Monday, September 3, 2007

The 02:59 CD Release Concerts: 11th Street Bar - 9PM, 8/14/07


The 11th Street Bar (between Aves A & B on 11th) is one of those dying-breed Manhattan locals which you walk by two or three times in each direction before you realize you've walked by it two or three times already. The bushes on either side of the entrance give it the feeling that it's been set back from the rest of the buildings on the street; it has a couple of park benches for smokers, it doesn't have a glaring neon sign, in fact it doesn't have any signs at all except for the beer signs that declare it has a liquor license. Inside, it's set up like the bar version of James West's two-car train: the first car is the bar, with tables on the right and the bar on your left as you walk in, and the second car is the sitting room/music room, which opens up into a rectangle with tables and chairs. It also has the coolest speaker system I've ever seen, period:

It looks like the backboard to a portable basketball net, but it's actually the Bose L1 Model 1 speaker system, featuring what Bose calls "the unique Cylindrical Radiator® loudspeaker." Guitar World says that the "… sound radiates and fills the room in a way far more natural than a typical loudspeaker . . . it's a real breakthrough in amplified sound . . ." And they're not lying. This speaker makes the brick-walled back room of a local Irish bar sound better than half the music venues in Manhattan. No lie. (And God knows it's universes better than the rat's-nest sound board at Pete's Candy Store.) This weird looking thing that looks like the Sentinel from 2001 makes what turns out to be a magical evening even more special. Because yes, this is the best night of music these three guys have given us so far.

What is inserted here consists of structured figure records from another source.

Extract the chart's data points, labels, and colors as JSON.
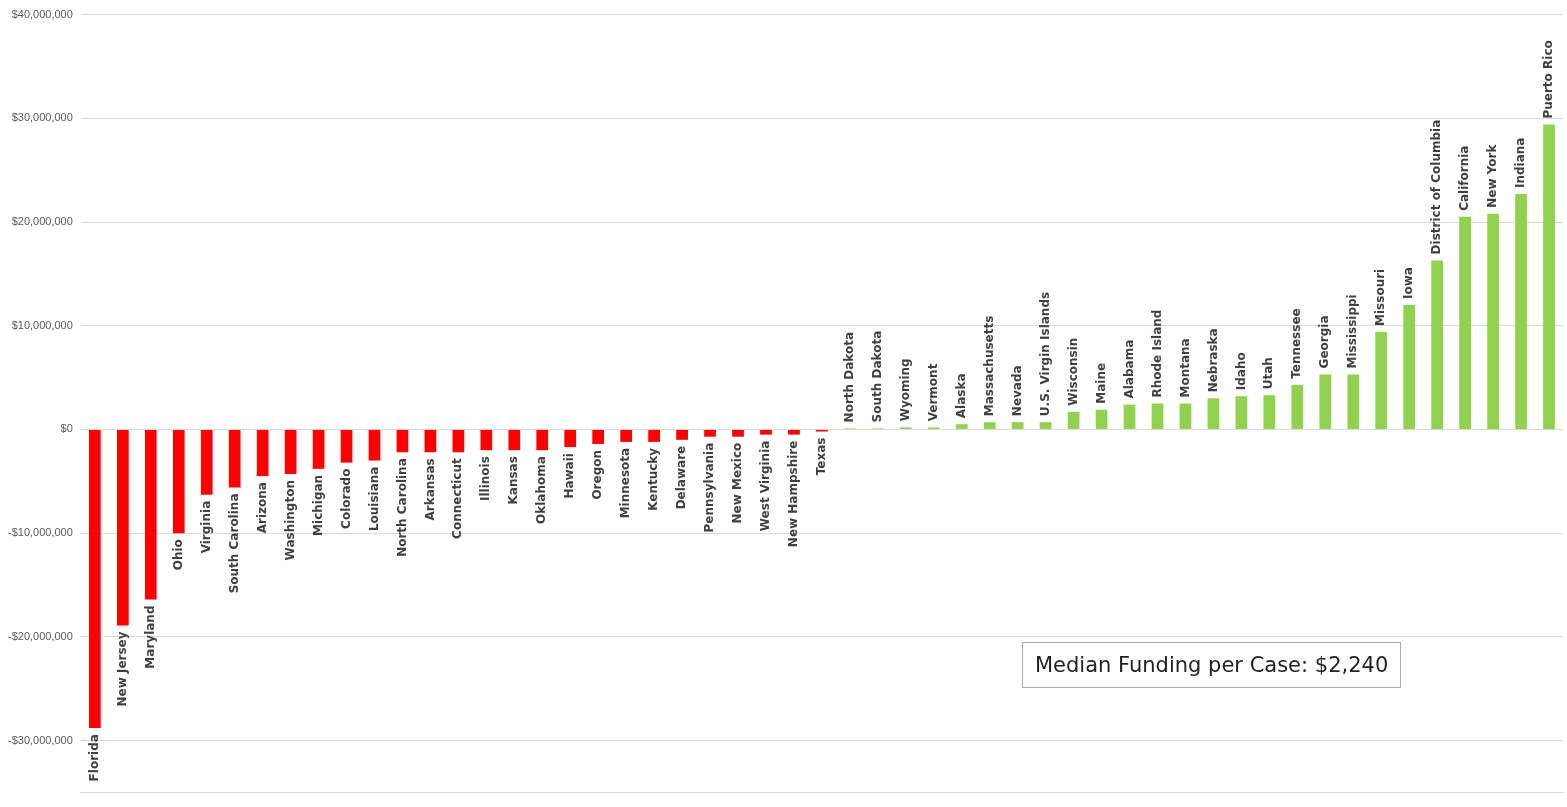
{
  "chart_data": {
    "type": "bar",
    "categories": [
      "Florida",
      "New Jersey",
      "Maryland",
      "Ohio",
      "Virginia",
      "South Carolina",
      "Arizona",
      "Washington",
      "Michigan",
      "Colorado",
      "Louisiana",
      "North Carolina",
      "Arkansas",
      "Connecticut",
      "Illinois",
      "Kansas",
      "Oklahoma",
      "Hawaii",
      "Oregon",
      "Minnesota",
      "Kentucky",
      "Delaware",
      "Pennsylvania",
      "New Mexico",
      "West Virginia",
      "New Hampshire",
      "Texas",
      "North Dakota",
      "South Dakota",
      "Wyoming",
      "Vermont",
      "Alaska",
      "Massachusetts",
      "Nevada",
      "U.S. Virgin Islands",
      "Wisconsin",
      "Maine",
      "Alabama",
      "Rhode Island",
      "Montana",
      "Nebraska",
      "Idaho",
      "Utah",
      "Tennessee",
      "Georgia",
      "Mississippi",
      "Missouri",
      "Iowa",
      "District of Columbia",
      "California",
      "New York",
      "Indiana",
      "Puerto Rico"
    ],
    "values": [
      -28800000,
      -18900000,
      -16400000,
      -10000000,
      -6300000,
      -5600000,
      -4500000,
      -4300000,
      -3800000,
      -3200000,
      -3000000,
      -2200000,
      -2200000,
      -2200000,
      -2000000,
      -2000000,
      -2000000,
      -1700000,
      -1400000,
      -1200000,
      -1200000,
      -1000000,
      -700000,
      -700000,
      -500000,
      -500000,
      -200000,
      100000,
      100000,
      200000,
      200000,
      500000,
      700000,
      700000,
      700000,
      1700000,
      1900000,
      2400000,
      2500000,
      2500000,
      3000000,
      3200000,
      3300000,
      4300000,
      5300000,
      5300000,
      9400000,
      12000000,
      16300000,
      20500000,
      20800000,
      22700000,
      29400000
    ],
    "colors": [
      "#ff0000",
      "#ff0000",
      "#ff0000",
      "#ff0000",
      "#ff0000",
      "#ff0000",
      "#ff0000",
      "#ff0000",
      "#ff0000",
      "#ff0000",
      "#ff0000",
      "#ff0000",
      "#ff0000",
      "#ff0000",
      "#ff0000",
      "#ff0000",
      "#ff0000",
      "#ff0000",
      "#ff0000",
      "#ff0000",
      "#ff0000",
      "#ff0000",
      "#ff0000",
      "#ff0000",
      "#ff0000",
      "#ff0000",
      "#ff0000",
      "#92d050",
      "#92d050",
      "#92d050",
      "#92d050",
      "#92d050",
      "#92d050",
      "#92d050",
      "#92d050",
      "#92d050",
      "#92d050",
      "#92d050",
      "#92d050",
      "#92d050",
      "#92d050",
      "#92d050",
      "#92d050",
      "#92d050",
      "#92d050",
      "#92d050",
      "#92d050",
      "#92d050",
      "#92d050",
      "#92d050",
      "#92d050",
      "#92d050",
      "#92d050"
    ],
    "ylim": [
      -35000000,
      40000000
    ],
    "yticks": [
      {
        "value": -30000000,
        "label": "-$30,000,000"
      },
      {
        "value": -20000000,
        "label": "-$20,000,000"
      },
      {
        "value": -10000000,
        "label": "-$10,000,000"
      },
      {
        "value": 0,
        "label": "$0"
      },
      {
        "value": 10000000,
        "label": "$10,000,000"
      },
      {
        "value": 20000000,
        "label": "$20,000,000"
      },
      {
        "value": 30000000,
        "label": "$30,000,000"
      },
      {
        "value": 40000000,
        "label": "$40,000,000"
      }
    ],
    "grid": "y",
    "annotations": [
      "Median Funding per Case: $2,240"
    ]
  }
}
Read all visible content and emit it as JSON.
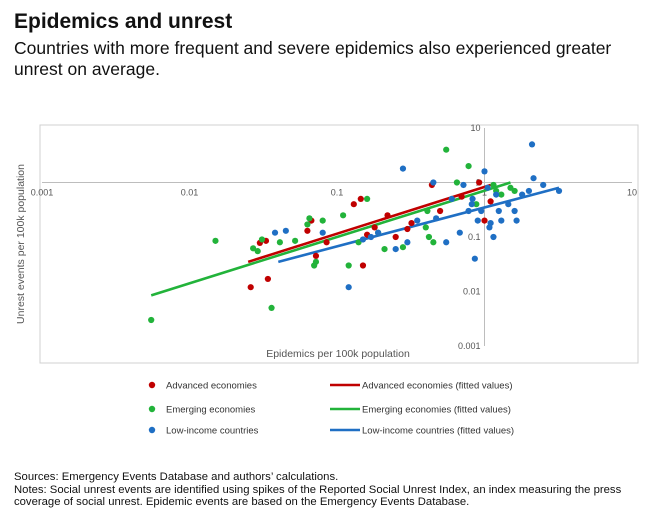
{
  "header": {
    "title": "Epidemics and unrest",
    "subtitle": "Countries with more frequent and severe epidemics also experienced greater unrest on average."
  },
  "footer": {
    "sources": "Sources: Emergency Events Database and authors’ calculations.",
    "notes": "Notes: Social unrest events are identified using spikes of the Reported Social Unrest Index, an index measuring the press coverage of social unrest. Epidemic events are based on the Emergency Events Database."
  },
  "chart_data": {
    "type": "scatter",
    "xlabel": "Epidemics per 100k population",
    "ylabel": "Unrest events per 100k population",
    "xscale": "log",
    "yscale": "log",
    "xlim": [
      0.001,
      10
    ],
    "ylim": [
      0.001,
      10
    ],
    "x_ticks": [
      "0.001",
      "0.01",
      "0.1",
      "1",
      "10"
    ],
    "y_ticks": [
      "10",
      "1",
      "0.1",
      "0.01",
      "0.001"
    ],
    "grid": false,
    "legend_position": "bottom",
    "colors": {
      "advanced": "#c00000",
      "emerging": "#22b33a",
      "low_income": "#1f6fc4"
    },
    "series": [
      {
        "name": "Advanced economies",
        "key": "advanced",
        "points": [
          [
            0.026,
            0.012
          ],
          [
            0.03,
            0.078
          ],
          [
            0.033,
            0.085
          ],
          [
            0.034,
            0.017
          ],
          [
            0.063,
            0.13
          ],
          [
            0.067,
            0.2
          ],
          [
            0.072,
            0.045
          ],
          [
            0.085,
            0.08
          ],
          [
            0.13,
            0.4
          ],
          [
            0.145,
            0.5
          ],
          [
            0.15,
            0.03
          ],
          [
            0.16,
            0.11
          ],
          [
            0.18,
            0.15
          ],
          [
            0.22,
            0.25
          ],
          [
            0.25,
            0.1
          ],
          [
            0.3,
            0.14
          ],
          [
            0.32,
            0.18
          ],
          [
            0.44,
            0.9
          ],
          [
            0.5,
            0.3
          ],
          [
            0.7,
            0.55
          ],
          [
            0.92,
            1.0
          ],
          [
            1.0,
            0.2
          ],
          [
            1.1,
            0.45
          ]
        ],
        "fit": [
          [
            0.025,
            0.035
          ],
          [
            1.1,
            0.9
          ]
        ]
      },
      {
        "name": "Emerging economies",
        "key": "emerging",
        "points": [
          [
            0.0055,
            0.003
          ],
          [
            0.015,
            0.085
          ],
          [
            0.027,
            0.062
          ],
          [
            0.029,
            0.055
          ],
          [
            0.031,
            0.09
          ],
          [
            0.036,
            0.005
          ],
          [
            0.041,
            0.08
          ],
          [
            0.052,
            0.085
          ],
          [
            0.063,
            0.17
          ],
          [
            0.065,
            0.22
          ],
          [
            0.07,
            0.03
          ],
          [
            0.072,
            0.035
          ],
          [
            0.08,
            0.2
          ],
          [
            0.11,
            0.25
          ],
          [
            0.12,
            0.03
          ],
          [
            0.14,
            0.08
          ],
          [
            0.16,
            0.5
          ],
          [
            0.19,
            0.12
          ],
          [
            0.21,
            0.06
          ],
          [
            0.28,
            0.065
          ],
          [
            0.4,
            0.15
          ],
          [
            0.41,
            0.3
          ],
          [
            0.42,
            0.1
          ],
          [
            0.45,
            0.08
          ],
          [
            0.55,
            4.0
          ],
          [
            0.65,
            1.0
          ],
          [
            0.78,
            2.0
          ],
          [
            0.88,
            0.4
          ],
          [
            1.15,
            0.9
          ],
          [
            1.2,
            0.7
          ],
          [
            1.3,
            0.6
          ],
          [
            1.5,
            0.8
          ],
          [
            1.6,
            0.7
          ]
        ],
        "fit": [
          [
            0.0055,
            0.0085
          ],
          [
            1.5,
            1.0
          ]
        ]
      },
      {
        "name": "Low-income countries",
        "key": "low_income",
        "points": [
          [
            0.038,
            0.12
          ],
          [
            0.045,
            0.13
          ],
          [
            0.08,
            0.12
          ],
          [
            0.12,
            0.012
          ],
          [
            0.15,
            0.09
          ],
          [
            0.17,
            0.1
          ],
          [
            0.19,
            0.12
          ],
          [
            0.25,
            0.06
          ],
          [
            0.28,
            1.8
          ],
          [
            0.3,
            0.08
          ],
          [
            0.35,
            0.2
          ],
          [
            0.45,
            1.0
          ],
          [
            0.47,
            0.22
          ],
          [
            0.55,
            0.08
          ],
          [
            0.6,
            0.5
          ],
          [
            0.68,
            0.12
          ],
          [
            0.72,
            0.9
          ],
          [
            0.78,
            0.3
          ],
          [
            0.82,
            0.4
          ],
          [
            0.83,
            0.5
          ],
          [
            0.86,
            0.04
          ],
          [
            0.9,
            0.2
          ],
          [
            0.95,
            0.3
          ],
          [
            1.0,
            1.6
          ],
          [
            1.05,
            0.8
          ],
          [
            1.08,
            0.15
          ],
          [
            1.1,
            0.18
          ],
          [
            1.15,
            0.1
          ],
          [
            1.2,
            0.6
          ],
          [
            1.25,
            0.3
          ],
          [
            1.3,
            0.2
          ],
          [
            1.45,
            0.4
          ],
          [
            1.6,
            0.3
          ],
          [
            1.65,
            0.2
          ],
          [
            1.8,
            0.6
          ],
          [
            2.0,
            0.7
          ],
          [
            2.1,
            5.0
          ],
          [
            2.15,
            1.2
          ],
          [
            2.5,
            0.9
          ],
          [
            3.2,
            0.7
          ]
        ],
        "fit": [
          [
            0.04,
            0.035
          ],
          [
            3.2,
            0.8
          ]
        ]
      }
    ],
    "legend": [
      {
        "key": "advanced",
        "marker": "Advanced economies",
        "line": "Advanced economies (fitted values)"
      },
      {
        "key": "emerging",
        "marker": "Emerging economies",
        "line": "Emerging economies (fitted values)"
      },
      {
        "key": "low_income",
        "marker": "Low-income countries",
        "line": "Low-income countries (fitted values)"
      }
    ]
  }
}
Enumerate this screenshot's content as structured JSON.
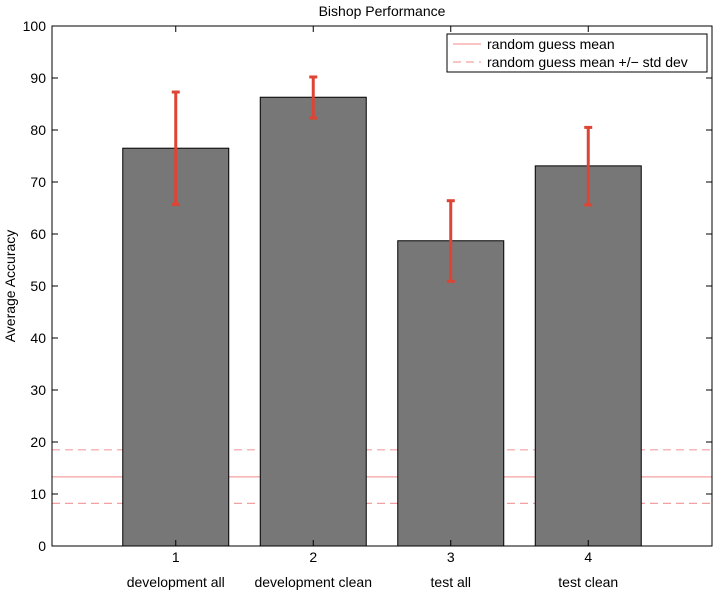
{
  "chart_data": {
    "type": "bar",
    "title": "Bishop Performance",
    "xlabel": "",
    "ylabel": "Average Accuracy",
    "x_tick_numbers": [
      "1",
      "2",
      "3",
      "4"
    ],
    "categories": [
      "development all",
      "development clean",
      "test all",
      "test clean"
    ],
    "values": [
      76.5,
      86.3,
      58.7,
      73.1
    ],
    "error_low": [
      65.7,
      82.3,
      50.9,
      65.6
    ],
    "error_high": [
      87.3,
      90.2,
      66.4,
      80.5
    ],
    "ylim": [
      0,
      100
    ],
    "yticks": [
      0,
      10,
      20,
      30,
      40,
      50,
      60,
      70,
      80,
      90,
      100
    ],
    "xlim": [
      0.1,
      4.9
    ],
    "grid": false,
    "legend_position": "top-right",
    "random_guess_mean": 13.3,
    "random_guess_std_low": 8.2,
    "random_guess_std_high": 18.5,
    "legend": [
      {
        "label": "random guess mean",
        "style": "solid"
      },
      {
        "label": "random guess mean +/− std dev",
        "style": "dashed"
      }
    ],
    "colors": {
      "bar_fill": "#777777",
      "bar_edge": "#000000",
      "error_bar": "#dd4433",
      "guess_line": "#f5a0a0"
    }
  }
}
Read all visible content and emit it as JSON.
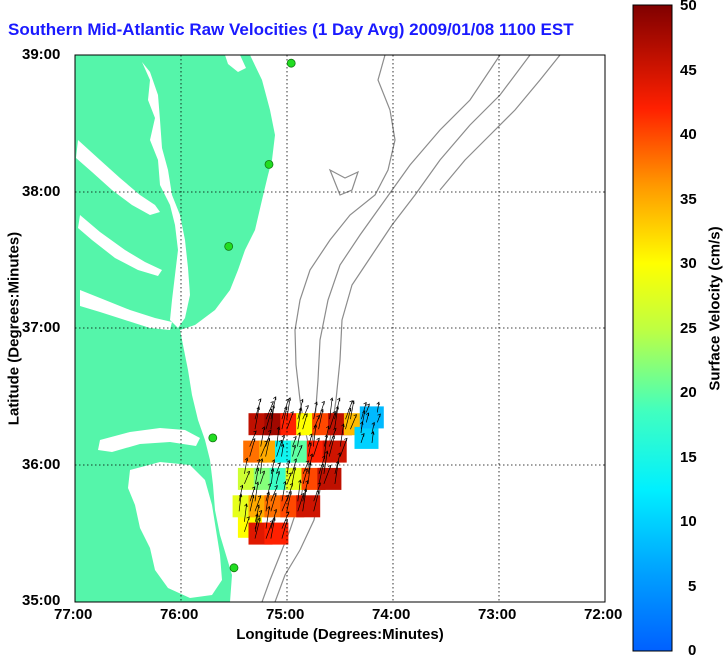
{
  "title": "Southern Mid-Atlantic Raw Velocities (1 Day Avg) 2009/01/08 1100 EST",
  "x_axis": {
    "label": "Longitude (Degrees:Minutes)",
    "ticks": [
      "77:00",
      "76:00",
      "75:00",
      "74:00",
      "73:00",
      "72:00"
    ]
  },
  "y_axis": {
    "label": "Latitude (Degrees:Minutes)",
    "ticks": [
      "39:00",
      "38:00",
      "37:00",
      "36:00",
      "35:00"
    ]
  },
  "colorbar": {
    "label": "Surface Velocity (cm/s)",
    "ticks": [
      "50",
      "45",
      "40",
      "35",
      "30",
      "25",
      "20",
      "15",
      "10",
      "5",
      "0"
    ],
    "min": 0,
    "max": 50
  },
  "colors": {
    "land": "#55f5aa",
    "title": "#1a1aff",
    "bathymetry": "#8c8c8c",
    "grid": "#000000",
    "site_marker": "#22dd22"
  },
  "chart_data": {
    "type": "heatmap",
    "title": "Southern Mid-Atlantic Raw Velocities (1 Day Avg) 2009/01/08 1100 EST",
    "xlabel": "Longitude (Degrees:Minutes)",
    "ylabel": "Latitude (Degrees:Minutes)",
    "colorbar_label": "Surface Velocity (cm/s)",
    "xlim": [
      -77.0,
      -72.0
    ],
    "ylim": [
      35.0,
      39.0
    ],
    "clim": [
      0,
      50
    ],
    "grid": true,
    "radar_sites": [
      {
        "lon": -74.96,
        "lat": 38.94
      },
      {
        "lon": -75.17,
        "lat": 38.2
      },
      {
        "lon": -75.55,
        "lat": 37.6
      },
      {
        "lon": -75.7,
        "lat": 36.2
      },
      {
        "lon": -75.5,
        "lat": 35.25
      }
    ],
    "velocity_cells": [
      {
        "lon": -75.35,
        "lat": 35.55,
        "speed": 30
      },
      {
        "lon": -75.25,
        "lat": 35.5,
        "speed": 44
      },
      {
        "lon": -75.1,
        "lat": 35.5,
        "speed": 42
      },
      {
        "lon": -75.4,
        "lat": 35.7,
        "speed": 28
      },
      {
        "lon": -75.25,
        "lat": 35.7,
        "speed": 35
      },
      {
        "lon": -75.1,
        "lat": 35.7,
        "speed": 38
      },
      {
        "lon": -74.95,
        "lat": 35.7,
        "speed": 40
      },
      {
        "lon": -74.8,
        "lat": 35.7,
        "speed": 45
      },
      {
        "lon": -75.35,
        "lat": 35.9,
        "speed": 26
      },
      {
        "lon": -75.2,
        "lat": 35.9,
        "speed": 22
      },
      {
        "lon": -75.05,
        "lat": 35.9,
        "speed": 18
      },
      {
        "lon": -74.9,
        "lat": 35.9,
        "speed": 28
      },
      {
        "lon": -74.75,
        "lat": 35.9,
        "speed": 40
      },
      {
        "lon": -74.6,
        "lat": 35.9,
        "speed": 46
      },
      {
        "lon": -75.3,
        "lat": 36.1,
        "speed": 38
      },
      {
        "lon": -75.15,
        "lat": 36.1,
        "speed": 35
      },
      {
        "lon": -75.0,
        "lat": 36.1,
        "speed": 14
      },
      {
        "lon": -74.85,
        "lat": 36.1,
        "speed": 20
      },
      {
        "lon": -74.7,
        "lat": 36.1,
        "speed": 42
      },
      {
        "lon": -74.55,
        "lat": 36.1,
        "speed": 45
      },
      {
        "lon": -75.25,
        "lat": 36.3,
        "speed": 46
      },
      {
        "lon": -75.1,
        "lat": 36.3,
        "speed": 48
      },
      {
        "lon": -74.95,
        "lat": 36.3,
        "speed": 42
      },
      {
        "lon": -74.8,
        "lat": 36.3,
        "speed": 30
      },
      {
        "lon": -74.65,
        "lat": 36.3,
        "speed": 40
      },
      {
        "lon": -74.5,
        "lat": 36.3,
        "speed": 46
      },
      {
        "lon": -74.35,
        "lat": 36.3,
        "speed": 34
      },
      {
        "lon": -74.25,
        "lat": 36.2,
        "speed": 10
      },
      {
        "lon": -74.2,
        "lat": 36.35,
        "speed": 8
      }
    ]
  }
}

Maybe it's the day off, maybe it's the atmosphere, maybe it's the musical equivalent of a bad technical rehearsal (Pete's) leading to a great opening (tonight). It does feel like an opening. The crowd is relaxed, the mood is casual, and the guys are obviously having fun playing with each other and listening to each other.



During one of the tunings, Matt tells the Pirates of the Caribbean version of a joke I heard 20 years ago about Lord Nelson, the punch line of which is "Ensign? Bring me my brown pants." In Matt's version it's "Arrrrr -- bring me my brown pants." As he tells it, I'm trying not to laugh at the set-up, because I know exactly where it's going. Chris meanwhile does the song he wrote for his fiancee MC, the one he's going to sing at is wedding, and he mentions that she's in the audience. Everybody starts looking around, but luckily MC went to the bar so she's not sitting audience right at the table where she used to be, she's behind everybody else, and those of us who see her refrain from pointing her out. And Mike, as he talks to the crowd and puts everybody at their ease, sings the praises of one of Matt's new songs, the one Mike can't get out of his head, the one I think of as The great Lost Bodeans Song, Tall Trees," which Matt ends up doing after Mike requests it.

Matt has two different styles, one for when he's playing solo and one for when he's playing with El Torpedo. "Tall Trees" has such a solo feel to it that I can't imagine what the band is going to do with it when they sink their musical teeth in it, but then I could say that about most of the full-band songs Matt's been doing solo. Subtle tempo changes and intimate vocals turn them into something completely different. You almost never hear the timber wolf howl that Matt does when he's fronting the group; but when you do hear it in his solo performances, the effect is electric.

It's one of those nights where you don't want anyone to look at their watch or their cellphone to see what time it is, because when that happens, Time is actually going to intrude on what could go on forever, like a home-team rally with two outs at the bottom of the ninth: nothing but hit after hit, score after score, and the potential to go on forever.

Tonight, instead of the Neil Young song they usually do together, the one I recognize the second it starts and forget the name of the minute it's over, they do a cover of Lodi by Creedence Clearwater Revival, and it's fantastic.

And then it ends, long after anybody thought it would. And Matt puts his hat on, and Mike starts to put his guitar away, and Chris is smiling at his fiancee, and then everyone in the audience starts asking for an encore. Since Matt has to do at least one song a night wearing some kind of hat, this works out fine for him. The guys confer a little, and after some back and forth from the audience (Nicole: "Handle Me With Care!" Matt: "Damn, I don't have the lyrics on this guitar.") they wind up doing "The Weight" and it is just joyous, it's good enough to make me laugh with delight.




It's nights like this that remind me how lucky we are to live in these days of modern times. We are so spoiled by having music at our fingertips, and we forget how hearing a frozen recording of a single performance or a compiled production cannot ever compare to the charge of the impromptu, the energy of the improvisation, the joy of the back and forth that a great live performance gives you, if you're lucky enough to be there. Tonight all of us were lucky. Tonight all of us were there.